Anos depois, o amigo mudou de cidade para fazer mestrado. Lá, com a nova turma dele, mais fotos de boteco e o mesmo sorriso. Em seguida, mudou de país: estágio e depois doutorado na Alemanha. Fotos em Berlim, Amsterdam e outras cidades / países vizinhas(os). O mesmo sorriso. A mesma alegria. O pensamento que construí observando estas similaridades foi: "não importa se você tem dez reais pra tomar uma no bar da esquina, se tem cem pra tomar um chope no Pinguim, mil reais pra bebericar em Copacabana ou dez mil para um happy hour em outro continente. O importante é saber apreciar o momento".

Era um tempo em que as fotos ainda eram reveladas e não "postadas" às centenas em redes sociais. Não padeciam do atual comportamento frenético de se tentar transmitir uma alegria exagerada e duvidosa. Tenho certeza que se meu amigo não tivesse cruzado o mundo e ainda morasse em Jaboticabal, a alegria de boteco - e os sorrisos - iam ser exatamente os mesmos.

Li certa vez um ditado. Não lembro de cabeça as palavras, nem seu autor, e o doutor Google não trouxe nenhuma luz em minhas buscas. Mas é algo como "ser feliz não é procurar incessantemente o que você deseja, mas aproveitar ao máximo o que você já tem ao seu redor".

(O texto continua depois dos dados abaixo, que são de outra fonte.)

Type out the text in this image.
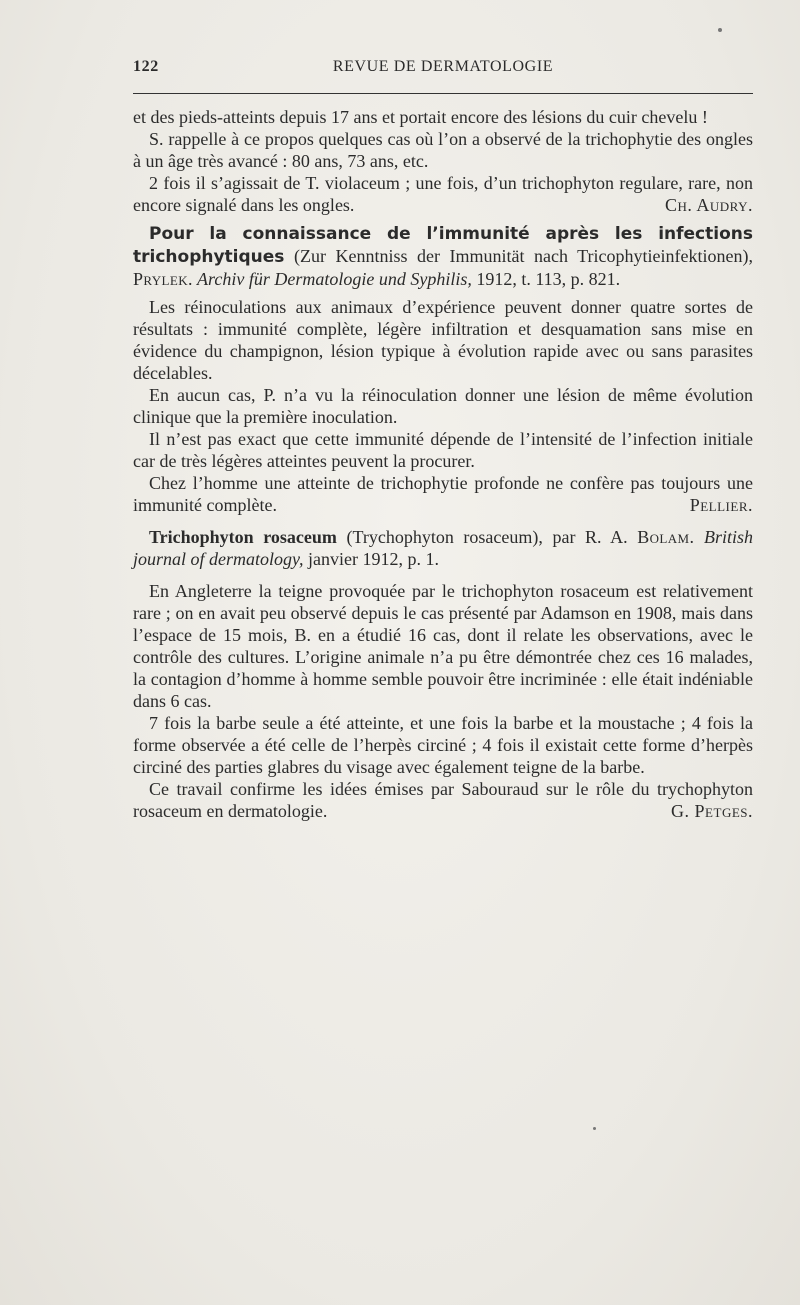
122	REVUE DE DERMATOLOGIE

et des pieds-atteints depuis 17 ans et portait encore des lésions du cuir chevelu !

S. rappelle à ce propos quelques cas où l’on a observé de la trichophytie des ongles à un âge très avancé : 80 ans, 73 ans, etc.

2 fois il s’agissait de T. violaceum ; une fois, d’un trichophyton regulare, rare, non encore signalé dans les ongles.	Ch. Audry.

Pour la connaissance de l’immunité après les infections trichophytiques (Zur Kenntniss der Immunität nach Tricophytieinfektionen), Prylek. Archiv für Dermatologie und Syphilis, 1912, t. 113, p. 821.

Les réinoculations aux animaux d’expérience peuvent donner quatre sortes de résultats : immunité complète, légère infiltration et desquamation sans mise en évidence du champignon, lésion typique à évolution rapide avec ou sans parasites décelables.

En aucun cas, P. n’a vu la réinoculation donner une lésion de même évolution clinique que la première inoculation.

Il n’est pas exact que cette immunité dépende de l’intensité de l’infection initiale car de très légères atteintes peuvent la procurer.

Chez l’homme une atteinte de trichophytie profonde ne confère pas toujours une immunité complète.	Pellier.

Trichophyton rosaceum (Trychophyton rosaceum), par R. A. Bolam. British journal of dermatology, janvier 1912, p. 1.

En Angleterre la teigne provoquée par le trichophyton rosaceum est relativement rare ; on en avait peu observé depuis le cas présenté par Adamson en 1908, mais dans l’espace de 15 mois, B. en a étudié 16 cas, dont il relate les observations, avec le contrôle des cultures. L’origine animale n’a pu être démontrée chez ces 16 malades, la contagion d’homme à homme semble pouvoir être incriminée : elle était indéniable dans 6 cas.

7 fois la barbe seule a été atteinte, et une fois la barbe et la moustache ; 4 fois la forme observée a été celle de l’herpès circiné ; 4 fois il existait cette forme d’herpès circiné des parties glabres du visage avec également teigne de la barbe.

Ce travail confirme les idées émises par Sabouraud sur le rôle du trychophyton rosaceum en dermatologie.	G. Petges.
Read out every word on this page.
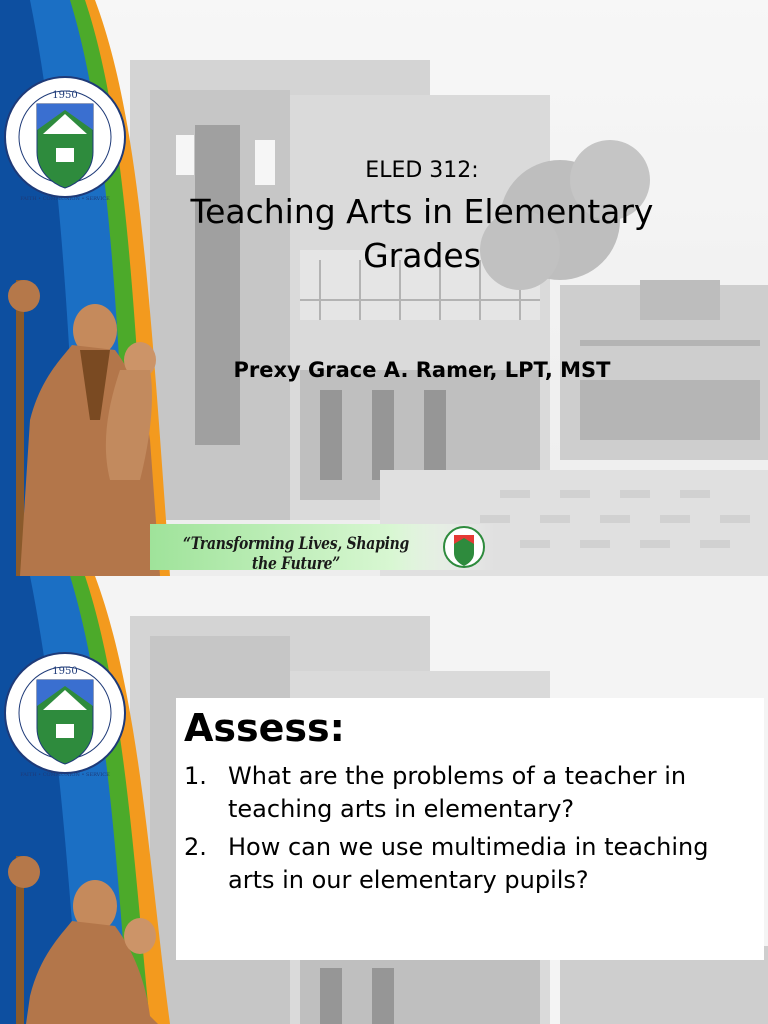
1950
FAITH • COMMUNION • SERVICE
ELED 312:
Teaching Arts in Elementary Grades
Prexy Grace A. Ramer, LPT, MST
“Transforming Lives, Shaping the Future”
1950
FAITH • COMMUNION • SERVICE
Assess:
1. What are the problems of a teacher in teaching arts in elementary?
2. How can we use multimedia in teaching arts in our elementary pupils?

Tem gente que já teve a capacidade de ir a Nova York, bater palmas para as supostas maravilhas da terra do tio Trump (ou Sam? Ou os dois?), e não conhece Brodowski. Sim, Brodowski, leitores. Conhecem? Recomendo! Por que citei Nova York e Brodowski? Eis a relação: a última é terra de Portinari, exala arte em vários quarteirões e cantinhos. Tem esculturas de Bassano Vaccarini próximas à rodoviária e diversos muros coloridos com belos desenhos. Portinari, o menino de Brodowski, tem trabalho exposto em Nova York, nada mais nada menos os painéis "Guerra e Paz" na sede da ONU. Não sabe do que se trata? Pesquise porque vale a pena! Vai por mim! Junto com a recomendação, deixo uma pergunta aqui pra gente pensar: quantos brasileiros que foram a Nova York - especialmente aqueles sorridentíssimos das selfies na Time Square - tiraram um tempinho para ir apreciar os grandiosos Guerra e Paz?

Vai investir (ou fi... nan... ci... arrrrr) uns dez ou vinte mil em viagem? Pra quê essa mania de ir prum lugar que botaram na sua cabeça que é "top" (odeio essa palavra, mas uso aqui para se alinhar ao clima de clichê turístico) se você pode usar esse valor para umas quatro ou cinco viagens e descobrir aqueles lugares incríveis que ninguém nunca vai?

Antes de querer ganhar o mundo, conheça seu vizinho. O vizinho de casa, o jardim vizinho, a cidade vizinha, o rio vizinho, o estado vizinho. Ou mesmo o país vizinho. Talvez você nunca tenha se dado conta mas, por experiência própria afirmo: a felicidade mora, sim, ao lado.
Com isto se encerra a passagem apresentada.